ヒーローインタビューなどは行われないが、誰も文句は付けないであろう。
が、中には梅の一品種で、この頃にほころぶ「冬至梅」や、疫鬼を払うと言われる小豆(あずき)を入れた「冬至粥」などを上げる人や地方もあるかもしれない。
プロ野球のヒーローには、文句を付けたい選び方がしょっちゅうあるが、二十四節気の一つ「冬至」とくれば、やはりかぼちゃとゆずがもっとも無難なヒーローであろう。
北半球では、正午における太陽の高度は一年中で最も低く、また昼が最も短い一日。
つまり、今日を境に、明日からはわずかながら日が長くなっていく節目の日であり、いよいよ本格的な冬に入り、寒さも厳しくなってくるよという警告を与える日でもある。
そこで、あの香り豊かなゆずをお風呂に入れて、香りを楽しみながらゆっくり湯に浸かって身体を芯から温めなさい、風邪対策をしなさいという先人の教えなのだろう。

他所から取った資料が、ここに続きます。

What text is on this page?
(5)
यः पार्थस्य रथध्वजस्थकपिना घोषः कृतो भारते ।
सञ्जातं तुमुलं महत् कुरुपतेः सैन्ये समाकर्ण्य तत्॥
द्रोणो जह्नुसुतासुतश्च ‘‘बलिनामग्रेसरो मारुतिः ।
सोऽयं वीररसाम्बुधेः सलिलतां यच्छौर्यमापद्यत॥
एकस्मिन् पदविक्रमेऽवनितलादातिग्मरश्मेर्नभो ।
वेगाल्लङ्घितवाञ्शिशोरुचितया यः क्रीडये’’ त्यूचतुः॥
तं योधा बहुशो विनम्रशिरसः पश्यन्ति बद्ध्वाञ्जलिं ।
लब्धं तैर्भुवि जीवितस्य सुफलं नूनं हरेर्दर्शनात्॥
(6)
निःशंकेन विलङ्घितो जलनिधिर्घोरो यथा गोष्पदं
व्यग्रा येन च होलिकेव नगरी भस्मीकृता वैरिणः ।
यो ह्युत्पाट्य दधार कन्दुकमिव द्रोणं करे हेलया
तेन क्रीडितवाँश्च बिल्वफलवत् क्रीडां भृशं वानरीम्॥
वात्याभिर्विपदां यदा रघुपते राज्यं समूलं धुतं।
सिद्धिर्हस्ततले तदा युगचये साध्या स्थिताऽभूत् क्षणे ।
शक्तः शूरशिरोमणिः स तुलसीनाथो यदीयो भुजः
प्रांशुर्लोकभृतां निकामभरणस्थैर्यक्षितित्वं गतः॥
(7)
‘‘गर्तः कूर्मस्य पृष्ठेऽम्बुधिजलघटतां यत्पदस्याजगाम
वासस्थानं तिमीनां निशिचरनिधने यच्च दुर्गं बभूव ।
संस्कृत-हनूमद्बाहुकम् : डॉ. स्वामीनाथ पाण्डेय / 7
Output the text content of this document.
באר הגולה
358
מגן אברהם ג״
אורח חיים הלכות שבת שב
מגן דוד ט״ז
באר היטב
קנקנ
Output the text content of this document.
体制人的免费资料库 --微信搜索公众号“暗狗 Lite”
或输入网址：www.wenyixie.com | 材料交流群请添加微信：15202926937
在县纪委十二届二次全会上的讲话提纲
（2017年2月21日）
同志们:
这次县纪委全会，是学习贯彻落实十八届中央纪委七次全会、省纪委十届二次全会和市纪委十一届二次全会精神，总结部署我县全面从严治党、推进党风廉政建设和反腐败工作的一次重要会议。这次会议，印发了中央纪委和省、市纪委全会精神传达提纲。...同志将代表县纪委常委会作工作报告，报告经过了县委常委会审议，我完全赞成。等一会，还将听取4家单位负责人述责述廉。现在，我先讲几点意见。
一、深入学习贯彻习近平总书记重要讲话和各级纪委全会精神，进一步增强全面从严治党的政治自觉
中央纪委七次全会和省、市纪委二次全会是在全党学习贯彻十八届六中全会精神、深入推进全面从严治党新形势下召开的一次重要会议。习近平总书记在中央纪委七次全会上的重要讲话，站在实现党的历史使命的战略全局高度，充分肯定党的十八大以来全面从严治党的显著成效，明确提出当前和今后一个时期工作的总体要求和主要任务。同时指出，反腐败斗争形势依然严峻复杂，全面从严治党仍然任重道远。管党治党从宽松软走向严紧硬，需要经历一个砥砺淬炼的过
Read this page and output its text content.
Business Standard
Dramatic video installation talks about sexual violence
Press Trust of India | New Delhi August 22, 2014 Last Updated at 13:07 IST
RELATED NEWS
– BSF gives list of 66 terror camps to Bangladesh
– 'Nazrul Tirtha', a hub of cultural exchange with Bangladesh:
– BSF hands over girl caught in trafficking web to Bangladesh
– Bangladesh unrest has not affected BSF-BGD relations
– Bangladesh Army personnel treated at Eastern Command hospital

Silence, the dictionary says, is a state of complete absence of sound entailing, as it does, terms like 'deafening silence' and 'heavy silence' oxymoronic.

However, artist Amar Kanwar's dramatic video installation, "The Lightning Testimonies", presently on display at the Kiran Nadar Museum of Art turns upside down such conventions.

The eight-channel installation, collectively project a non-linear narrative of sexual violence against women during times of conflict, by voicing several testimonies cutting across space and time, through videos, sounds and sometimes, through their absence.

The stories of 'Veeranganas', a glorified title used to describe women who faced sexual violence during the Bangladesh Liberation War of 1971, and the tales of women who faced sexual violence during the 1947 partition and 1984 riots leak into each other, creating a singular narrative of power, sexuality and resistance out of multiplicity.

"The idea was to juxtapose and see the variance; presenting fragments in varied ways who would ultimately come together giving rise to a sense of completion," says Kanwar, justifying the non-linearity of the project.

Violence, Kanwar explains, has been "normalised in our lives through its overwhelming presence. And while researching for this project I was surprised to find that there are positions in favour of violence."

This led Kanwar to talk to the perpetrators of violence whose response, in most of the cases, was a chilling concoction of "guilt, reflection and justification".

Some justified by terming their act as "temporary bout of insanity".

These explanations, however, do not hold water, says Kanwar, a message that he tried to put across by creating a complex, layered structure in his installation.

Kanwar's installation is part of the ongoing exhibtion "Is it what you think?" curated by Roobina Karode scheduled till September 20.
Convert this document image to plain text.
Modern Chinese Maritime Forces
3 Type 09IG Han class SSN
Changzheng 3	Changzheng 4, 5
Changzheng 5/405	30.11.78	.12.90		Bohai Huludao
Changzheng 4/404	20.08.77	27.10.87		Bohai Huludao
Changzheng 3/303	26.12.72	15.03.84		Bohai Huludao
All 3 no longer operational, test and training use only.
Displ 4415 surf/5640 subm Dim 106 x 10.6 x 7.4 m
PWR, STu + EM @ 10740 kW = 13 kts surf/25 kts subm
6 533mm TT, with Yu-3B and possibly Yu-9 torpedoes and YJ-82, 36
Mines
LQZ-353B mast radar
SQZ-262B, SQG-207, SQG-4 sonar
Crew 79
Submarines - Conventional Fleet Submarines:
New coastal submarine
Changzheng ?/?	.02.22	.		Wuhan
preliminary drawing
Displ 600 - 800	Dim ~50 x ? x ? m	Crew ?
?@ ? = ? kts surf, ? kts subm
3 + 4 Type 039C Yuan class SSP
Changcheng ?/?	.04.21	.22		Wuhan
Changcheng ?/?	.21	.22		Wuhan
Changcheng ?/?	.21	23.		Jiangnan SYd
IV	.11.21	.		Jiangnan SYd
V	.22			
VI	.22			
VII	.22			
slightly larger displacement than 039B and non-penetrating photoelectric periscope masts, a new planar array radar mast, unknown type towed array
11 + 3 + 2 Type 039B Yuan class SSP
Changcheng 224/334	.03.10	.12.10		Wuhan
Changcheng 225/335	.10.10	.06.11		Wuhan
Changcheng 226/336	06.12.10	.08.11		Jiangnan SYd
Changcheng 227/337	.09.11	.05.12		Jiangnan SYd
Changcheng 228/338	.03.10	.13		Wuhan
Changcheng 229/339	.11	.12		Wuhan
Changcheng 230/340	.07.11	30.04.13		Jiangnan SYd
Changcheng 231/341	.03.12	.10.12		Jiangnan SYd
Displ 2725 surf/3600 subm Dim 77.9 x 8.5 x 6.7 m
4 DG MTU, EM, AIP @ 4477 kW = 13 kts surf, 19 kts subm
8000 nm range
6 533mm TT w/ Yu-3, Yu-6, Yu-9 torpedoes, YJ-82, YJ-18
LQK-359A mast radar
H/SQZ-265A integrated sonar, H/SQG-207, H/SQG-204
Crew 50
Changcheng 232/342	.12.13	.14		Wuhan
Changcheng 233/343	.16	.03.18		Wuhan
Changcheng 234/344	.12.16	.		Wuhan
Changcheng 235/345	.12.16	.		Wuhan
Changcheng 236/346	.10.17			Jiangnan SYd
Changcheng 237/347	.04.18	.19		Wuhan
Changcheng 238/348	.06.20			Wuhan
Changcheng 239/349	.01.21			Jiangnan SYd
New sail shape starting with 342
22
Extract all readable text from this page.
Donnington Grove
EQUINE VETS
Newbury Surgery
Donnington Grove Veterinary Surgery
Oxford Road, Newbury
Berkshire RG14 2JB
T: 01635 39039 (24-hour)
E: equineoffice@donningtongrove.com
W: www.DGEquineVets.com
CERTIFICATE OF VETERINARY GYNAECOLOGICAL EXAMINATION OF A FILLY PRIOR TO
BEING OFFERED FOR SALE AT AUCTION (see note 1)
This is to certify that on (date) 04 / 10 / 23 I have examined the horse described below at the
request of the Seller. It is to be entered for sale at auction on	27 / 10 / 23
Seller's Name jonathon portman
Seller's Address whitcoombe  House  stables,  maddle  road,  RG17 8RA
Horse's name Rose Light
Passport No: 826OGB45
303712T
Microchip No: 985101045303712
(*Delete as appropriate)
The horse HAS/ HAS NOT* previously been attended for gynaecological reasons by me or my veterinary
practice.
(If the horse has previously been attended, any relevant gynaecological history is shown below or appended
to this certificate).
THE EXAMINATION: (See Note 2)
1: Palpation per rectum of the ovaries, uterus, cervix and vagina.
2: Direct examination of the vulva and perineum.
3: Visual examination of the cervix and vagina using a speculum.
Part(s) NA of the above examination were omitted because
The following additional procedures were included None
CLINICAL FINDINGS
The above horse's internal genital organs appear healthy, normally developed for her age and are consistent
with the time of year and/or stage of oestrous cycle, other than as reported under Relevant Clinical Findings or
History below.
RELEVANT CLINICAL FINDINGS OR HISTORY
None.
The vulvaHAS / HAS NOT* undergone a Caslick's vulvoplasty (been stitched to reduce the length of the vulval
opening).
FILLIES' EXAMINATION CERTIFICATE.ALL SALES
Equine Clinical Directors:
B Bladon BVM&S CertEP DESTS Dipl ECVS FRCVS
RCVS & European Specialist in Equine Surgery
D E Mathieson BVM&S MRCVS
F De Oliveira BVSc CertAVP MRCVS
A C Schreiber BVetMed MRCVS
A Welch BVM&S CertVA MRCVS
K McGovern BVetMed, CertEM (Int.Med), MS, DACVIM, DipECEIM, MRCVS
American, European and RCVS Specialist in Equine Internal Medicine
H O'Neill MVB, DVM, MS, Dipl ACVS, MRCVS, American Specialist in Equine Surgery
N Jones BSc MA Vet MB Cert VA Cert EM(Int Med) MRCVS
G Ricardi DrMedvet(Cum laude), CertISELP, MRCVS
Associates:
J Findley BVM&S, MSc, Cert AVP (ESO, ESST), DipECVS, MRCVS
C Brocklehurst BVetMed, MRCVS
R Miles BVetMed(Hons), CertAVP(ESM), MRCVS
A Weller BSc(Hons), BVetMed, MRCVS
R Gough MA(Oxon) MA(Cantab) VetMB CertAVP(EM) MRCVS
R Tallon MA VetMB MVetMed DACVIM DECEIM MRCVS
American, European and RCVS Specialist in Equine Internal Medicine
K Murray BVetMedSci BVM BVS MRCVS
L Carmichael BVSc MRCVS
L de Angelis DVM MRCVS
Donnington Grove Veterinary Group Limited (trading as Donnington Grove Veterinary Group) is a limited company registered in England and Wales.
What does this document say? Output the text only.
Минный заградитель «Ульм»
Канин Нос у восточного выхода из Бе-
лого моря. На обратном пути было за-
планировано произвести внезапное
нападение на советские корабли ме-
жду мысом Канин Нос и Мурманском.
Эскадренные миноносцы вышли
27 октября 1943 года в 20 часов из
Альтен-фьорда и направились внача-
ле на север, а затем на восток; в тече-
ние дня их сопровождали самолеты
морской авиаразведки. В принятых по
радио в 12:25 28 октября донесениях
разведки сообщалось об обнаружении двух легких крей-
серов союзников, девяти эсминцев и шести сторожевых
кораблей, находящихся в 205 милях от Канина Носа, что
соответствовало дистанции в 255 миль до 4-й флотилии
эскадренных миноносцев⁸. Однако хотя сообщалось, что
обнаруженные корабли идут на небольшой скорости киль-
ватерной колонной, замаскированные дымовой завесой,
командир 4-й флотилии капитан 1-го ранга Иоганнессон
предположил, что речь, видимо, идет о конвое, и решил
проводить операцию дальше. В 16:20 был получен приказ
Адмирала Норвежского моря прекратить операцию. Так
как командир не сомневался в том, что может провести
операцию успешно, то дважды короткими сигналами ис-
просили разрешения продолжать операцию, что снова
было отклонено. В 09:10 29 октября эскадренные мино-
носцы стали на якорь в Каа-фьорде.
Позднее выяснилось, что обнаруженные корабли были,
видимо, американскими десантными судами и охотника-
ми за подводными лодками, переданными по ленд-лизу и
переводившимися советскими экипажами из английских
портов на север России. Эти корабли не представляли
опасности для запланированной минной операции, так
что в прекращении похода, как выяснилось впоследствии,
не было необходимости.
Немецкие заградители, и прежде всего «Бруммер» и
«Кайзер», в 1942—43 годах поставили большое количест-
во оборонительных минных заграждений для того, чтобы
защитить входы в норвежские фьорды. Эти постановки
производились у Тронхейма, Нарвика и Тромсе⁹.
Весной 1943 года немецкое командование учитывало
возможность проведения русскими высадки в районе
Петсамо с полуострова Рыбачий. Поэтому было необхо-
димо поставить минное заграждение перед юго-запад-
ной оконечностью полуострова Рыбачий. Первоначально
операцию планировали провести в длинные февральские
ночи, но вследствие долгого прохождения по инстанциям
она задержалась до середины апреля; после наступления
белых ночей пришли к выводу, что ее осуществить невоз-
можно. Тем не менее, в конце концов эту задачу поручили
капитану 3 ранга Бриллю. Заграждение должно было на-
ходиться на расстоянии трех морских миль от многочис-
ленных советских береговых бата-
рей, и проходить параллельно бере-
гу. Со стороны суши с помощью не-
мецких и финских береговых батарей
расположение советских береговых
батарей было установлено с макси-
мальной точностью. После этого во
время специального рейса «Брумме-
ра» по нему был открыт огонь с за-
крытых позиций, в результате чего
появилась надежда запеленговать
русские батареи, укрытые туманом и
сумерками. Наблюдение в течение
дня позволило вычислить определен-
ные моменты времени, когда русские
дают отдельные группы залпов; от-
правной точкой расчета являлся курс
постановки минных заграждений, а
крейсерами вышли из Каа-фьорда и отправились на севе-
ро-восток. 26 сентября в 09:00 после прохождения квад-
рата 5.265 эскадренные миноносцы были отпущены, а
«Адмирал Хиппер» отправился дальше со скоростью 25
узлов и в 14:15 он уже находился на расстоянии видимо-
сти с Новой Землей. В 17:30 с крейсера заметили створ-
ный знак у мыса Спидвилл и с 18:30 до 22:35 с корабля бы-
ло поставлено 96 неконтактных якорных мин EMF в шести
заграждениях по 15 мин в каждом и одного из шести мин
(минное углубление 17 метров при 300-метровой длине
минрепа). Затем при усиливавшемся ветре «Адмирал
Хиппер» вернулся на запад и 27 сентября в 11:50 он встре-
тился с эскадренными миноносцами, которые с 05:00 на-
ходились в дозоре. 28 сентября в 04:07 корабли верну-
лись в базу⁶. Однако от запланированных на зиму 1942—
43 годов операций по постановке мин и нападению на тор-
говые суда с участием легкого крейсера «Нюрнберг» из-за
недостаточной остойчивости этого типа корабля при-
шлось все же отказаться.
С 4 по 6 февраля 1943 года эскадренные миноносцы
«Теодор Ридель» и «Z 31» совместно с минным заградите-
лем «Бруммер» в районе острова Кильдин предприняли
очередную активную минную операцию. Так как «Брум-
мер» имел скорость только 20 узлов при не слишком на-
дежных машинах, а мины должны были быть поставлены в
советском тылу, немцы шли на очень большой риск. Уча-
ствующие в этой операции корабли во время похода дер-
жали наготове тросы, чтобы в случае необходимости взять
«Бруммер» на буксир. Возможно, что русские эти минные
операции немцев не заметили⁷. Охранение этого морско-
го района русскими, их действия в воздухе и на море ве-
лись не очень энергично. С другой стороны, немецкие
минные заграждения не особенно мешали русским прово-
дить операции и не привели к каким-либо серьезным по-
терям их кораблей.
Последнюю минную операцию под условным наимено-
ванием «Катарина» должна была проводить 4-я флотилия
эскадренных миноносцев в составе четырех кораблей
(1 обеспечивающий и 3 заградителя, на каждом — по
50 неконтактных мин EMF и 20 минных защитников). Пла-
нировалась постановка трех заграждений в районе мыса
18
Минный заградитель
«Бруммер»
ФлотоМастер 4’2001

同じ「至る」という一字なのに、冬に至る時は「とうじ」と濁音になる。夏に至る時は「げし」と言って濁りが取れ清音になる。同じ読み方にするために、夏に至るを「げじ」と呼んではちょっと風流に欠けるな~。かといって冬に至るを「とうし」ではちょっと重みに欠けるし、なんかしらスースー風が吹き抜けるような・・・。やれややこしや、ややこしや。
今でこそかぼちゃもゆずも年がら年中スーパーの店頭に並ぶが、その昔は夏に獲れるかぼちゃをこの時期まで保管するには、あれこれ試行錯誤があったに違いない。
夏場の最盛期には蹴っ飛ばすほどの値打ちであっても、この時期になると希少価値が生まれ、ヒーローとしての値打ちがつくのである。たかがかぼちゃ、されどかぼちゃ。
それぞれに季節や需給バランスにおいて、誰もがいつかはヒーローたり得るのである。その時季や風向きを見極める眼力が、ヒーローを生み出すリーダーの資質ということかな。
その反対側で、任命責任がリーダーに問われるのは当たり前のことである。